Koldo Campos Sagaseta.-- Cuando allá por los años sesenta la Teología de la Liberación fue abriéndose espacio en el llamado tercer mundo, tuvo el Vaticano la ocasión de redimir sus pecados, la oportunidad de retomar sus cristianos orígenes, y la posibilidad, en consecuencia, de extender el evangelio y multiplicar su nómina de fieles. Pero ni el Vaticano quiso expiar sus culpas, ni se interesó en variar su curso, ni le preocuparon las secuelas de su torpeza.
Esa Iglesia que, como escribiera Pedro Casaldáliga en su prefacio al libro “Eclesiología” de Fernando Bernabé López (Nano) “creyendo, confesando y cantando el encuentro vivo con el Dios Amor y el programa revolucionario de su Hijo” se ganaba el respeto de las comunidades en la que se integraba compartiendo el pan y el vino, también el hambre y la sed, se acabó convirtiendo en el peor enemigo de Roma.
Como bien describía el propio Nano en una de sus certeras humoradas, “la Iglesia es una: santa, católica, apostólica… y uniforme”. No se admiten ni toleran disidencias. Por si no fueran suficientes las dificultades que la Teología de la Liberación debía enfrentar, una amenazaba su eclosión. Y no era la violencia de regímenes militares, la persecución de Estados corruptos o la ambición de burguesías temerosas de un poder popular aún más consciente, sino Roma.
El éxito que jamás tuvieron, por sanguinarios que fueran sus métodos, los gobiernos que han hecho del infierno algo más que un futuro destino, lo tuvo el Vaticano censurando opiniones, desautorizando actos, trasladando ejemplos, castigando conductas, clausurando encuentros…
Frente a la curia romana, la teología de la liberación no encontró más defensa que la obediencia debida. La misma que llevó a Ernesto Cardenal, de rodillas frente a Pablo VI en la Plaza de la Revolución de Managua, a inclinar la cabeza, besar el anillo papal y escuchar en silencio los exabruptos que, por ejemplo, no tuvo Su Santidad, días antes, para Duvalier en Haití o para Pinochet en Chile.
El espacio que hubiera ocupado la Iglesia pasó a ser pasto de otras denominaciones religiosas y sectas de todo tipo financiadas, en muchos casos, por transnacionales y Estados delincuentes.
Claro que, ni la historia ha terminado ni la Teología de la Liberación ha desaparecido. Es más, no tengo la menor duda de que, si alguna vez, y que cada quien ponga la fecha que más le cuadre, sigue habiendo sobre la faz de la tierra una iglesia, ésta será plural, de todos y de todas; practicará la solidaridad, no la especulación; estimulará el conocimiento, no el analfabetismo; fomentará la crítica, no el adocenamiento; defenderá la justicia, no la razón de Estado; ejercerá el Amor, no el odio… Y hasta podría ser en Roma, aunque sólo sea para que, como dicen algunos, Dios tenga la oportunidad de visitar, por fin, el Vaticano.
Y lo digo yo que no creo en la otra vida, pero que si algún día me desdigo y termino aceptando la certeza de una eternidad para la que hoy no me basta la fe, será porque piense que vidas tan generosamente entregadas a las mejores causas de los seres humanos, como la del padre jesuita y dominicano Regino Martínez, no tendrían sentido sin esa prolongación de la existencia donde se vean cumplidos los mejores sueños y anhelos de todos, porque algo así debe ser la otra vida.

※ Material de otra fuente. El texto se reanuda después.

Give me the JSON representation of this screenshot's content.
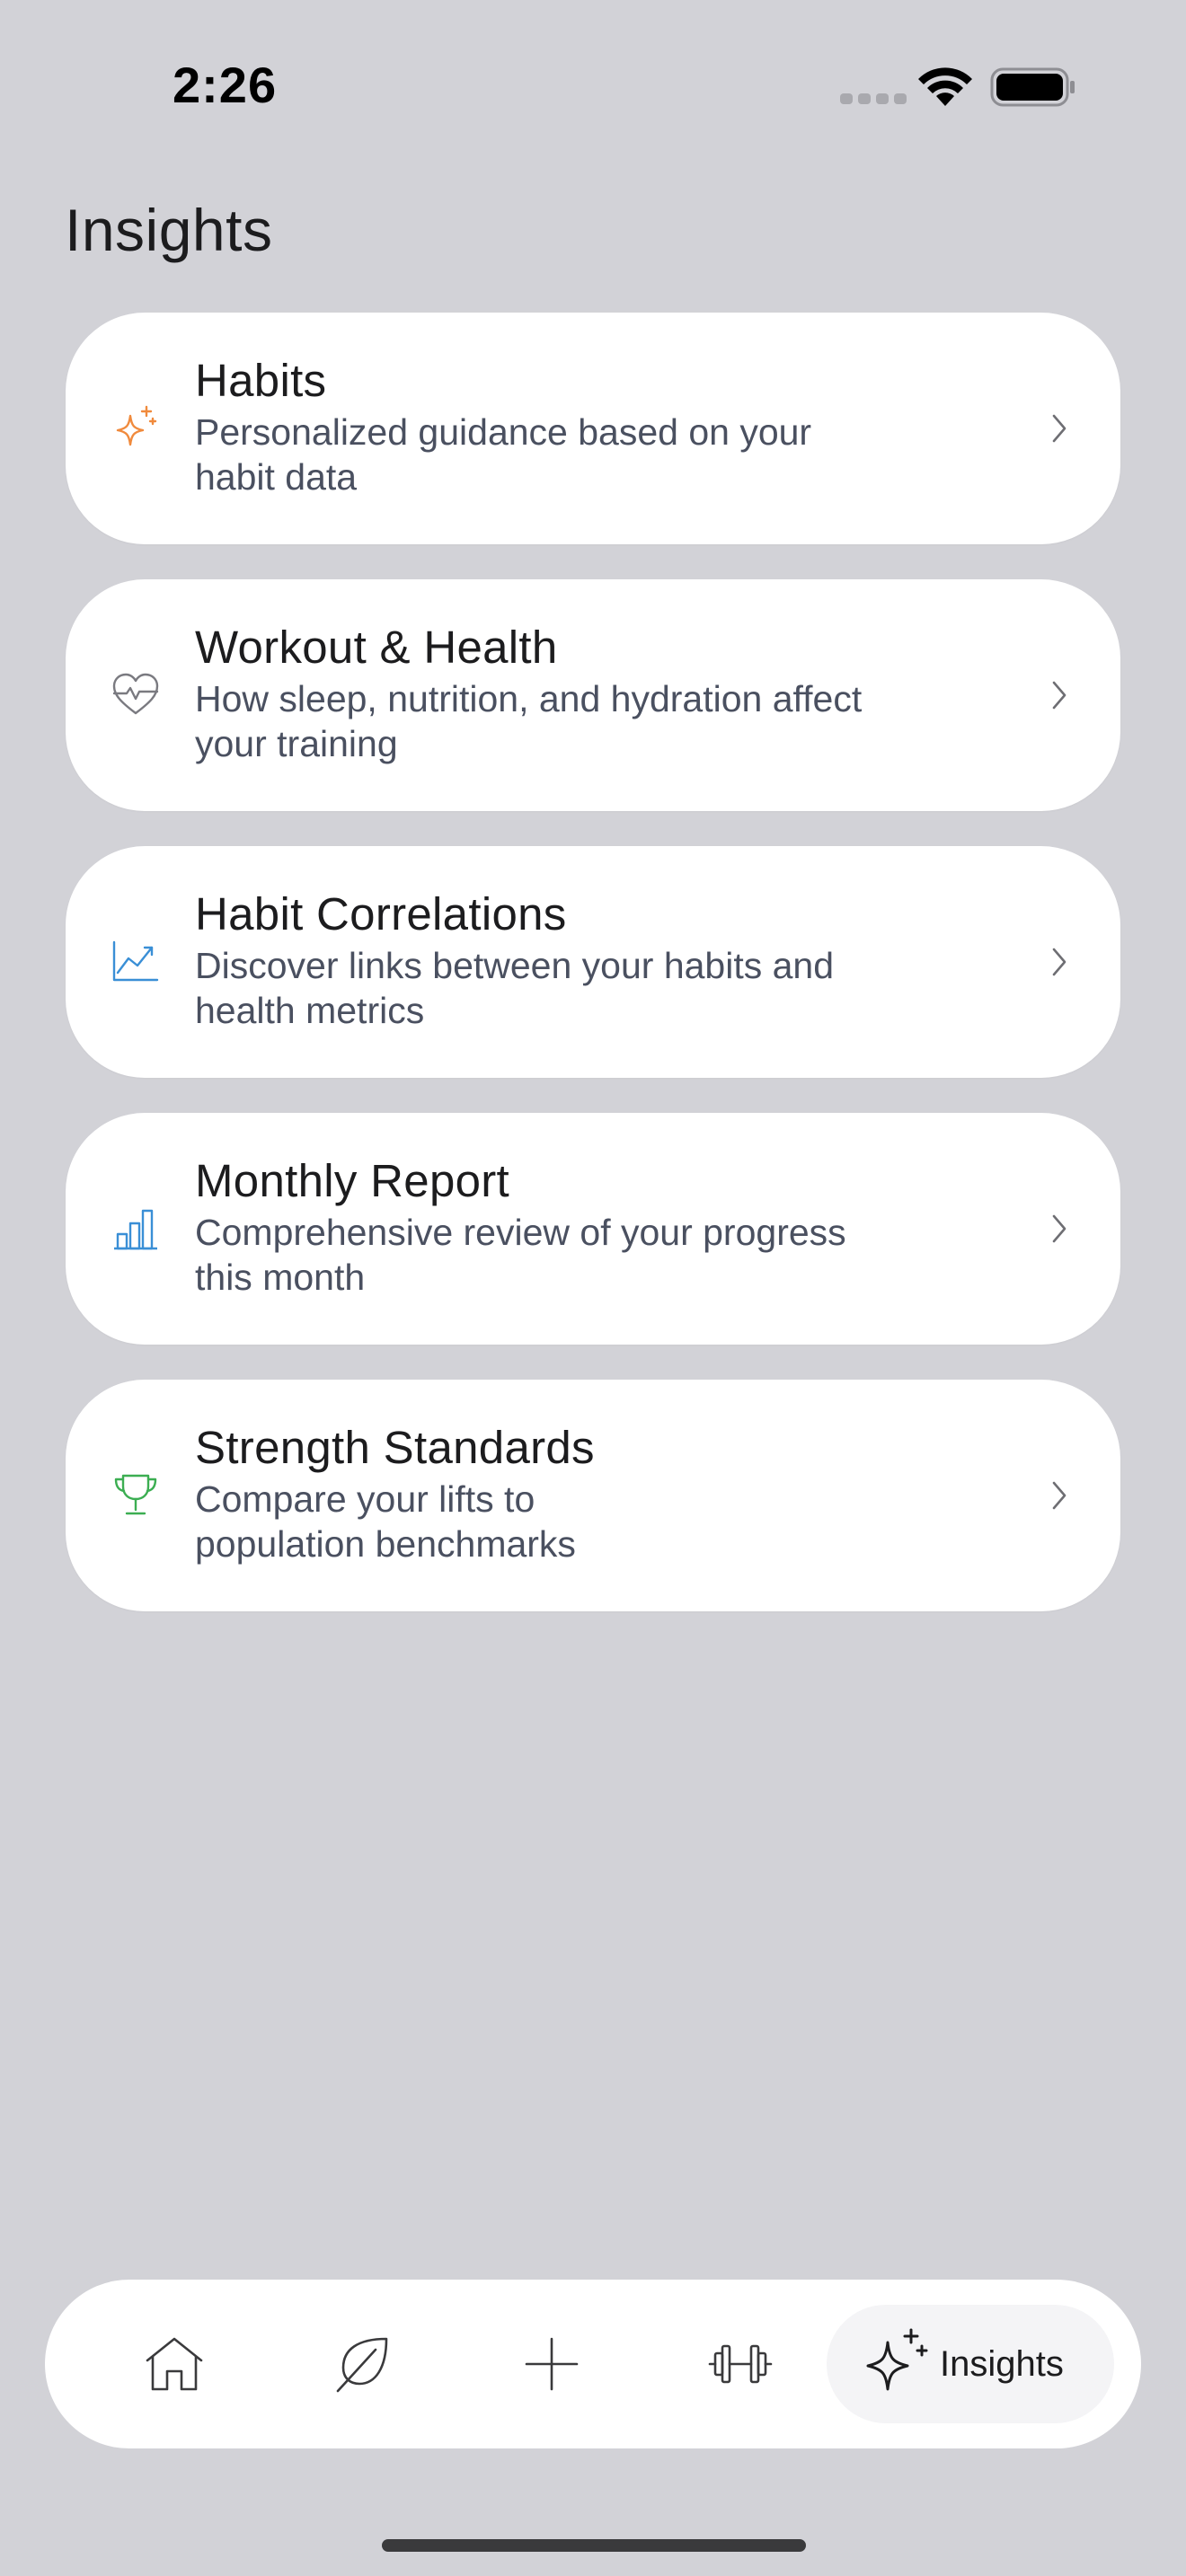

Y lo digo yo que no creo en la Iglesia, pero que si algún día me arrepiento de tanta agnóstica ignorancia y acabo agradeciendo esa divina referencia en la que todos los seres humanos seamos por fin iguales, será porque termine apreciando, finalmente, que ejemplos como el que brinda Pedro Casaldáliga supieron transformar el más empobrecido y miserable infierno de este mundo en la más hermosa y humana fiesta de la solidaridad, porque algo así debe ser la Iglesia.
Y lo digo yo que no creo en Dios, pero que si algún día reconduzco la incredulidad que hoy manifiesto y termino convirtiéndome en otra oveja más de su rebaño, será porque me confirmen su existencia conductas tan honestas y desprendidas como las de Helder Cámara, Leonardo Boff, Patxi Larrainzar, Jesús Lezaun, Arantxa Aguirre, Aparecida de Sousa, Ellacuría, Arnulfo Romero, García Laviana, María Marciano, Ernesto Cardenal y tantas y tantos sanadores de almas que han predicado el amor allá donde más se hace preciso su arraigo, y la justicia donde más urge su gobierno, porque algo así debe ser Dios.